Posted by Heloisa on April 8,2008 | 07:42AM
It is not quite even-handed to give the Stratfordians the last word, but since we have all been raised on the inherited diet of Stratford-man-as-Shakespeare, it is almost a customary courtesy to offer readers a plate of intellectual comfort food after unsettling them with the escargot and frog's legs of Oxfordian tales. It appeases the appetite for stable landmarks on the historical plain and the sweet and certain knowledge that our good professors have everything completely sorted out. On the other hand, as Orson Welles put it, "If you don’t agree, there are some awfully funny coincidences to explain away…" The more that is known about Oxford, the more coincidences there are. Read Mark Anderson's book, "Shakespeare by Another Name" (or go to his website by the same name) and you will get a sense of how autobiographical the plays are, or may be. Merely to entertain the possibility is exciting and enlightening.

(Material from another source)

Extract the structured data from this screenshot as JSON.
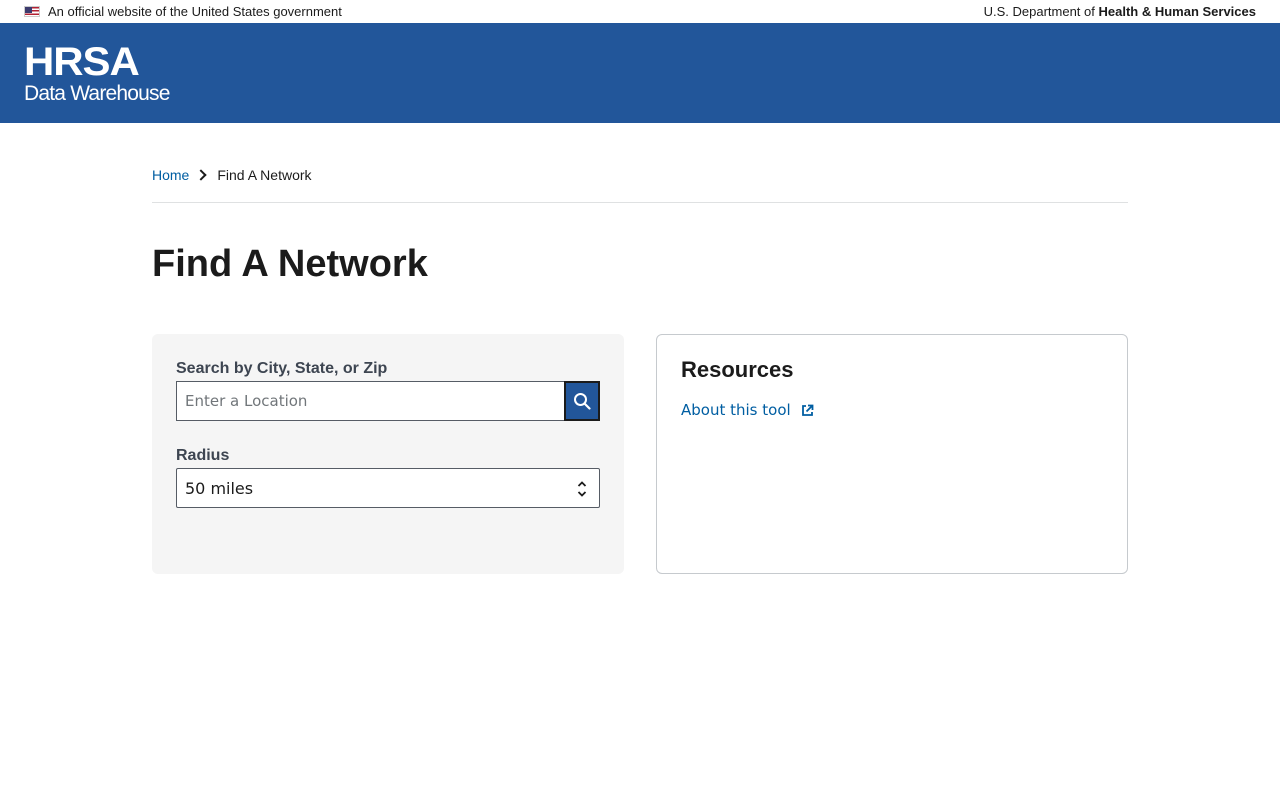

Posted by Daniel Batchelar on August 18,2008 | 03:00AM
You question the authenticity of William Shakespeare but I question why. Why as to how many persons have read these great literary works and have not in some shape or form been influenced by them. Why go against history and everything we have learned from his pieces. Why are so many willing to believe that such an extrodinary man could never have existed. If that be true that such a man never have, then who wrote the plays if not William? If they were wrote by another person for say why would they not take recognition for such masterpieces? Or maby they didn't want to be found, maby they wanted to remain anounomous and allow the minds of millions to ponder what could have been. But I find it obsurd to not know all the facts and make such terrible accusations.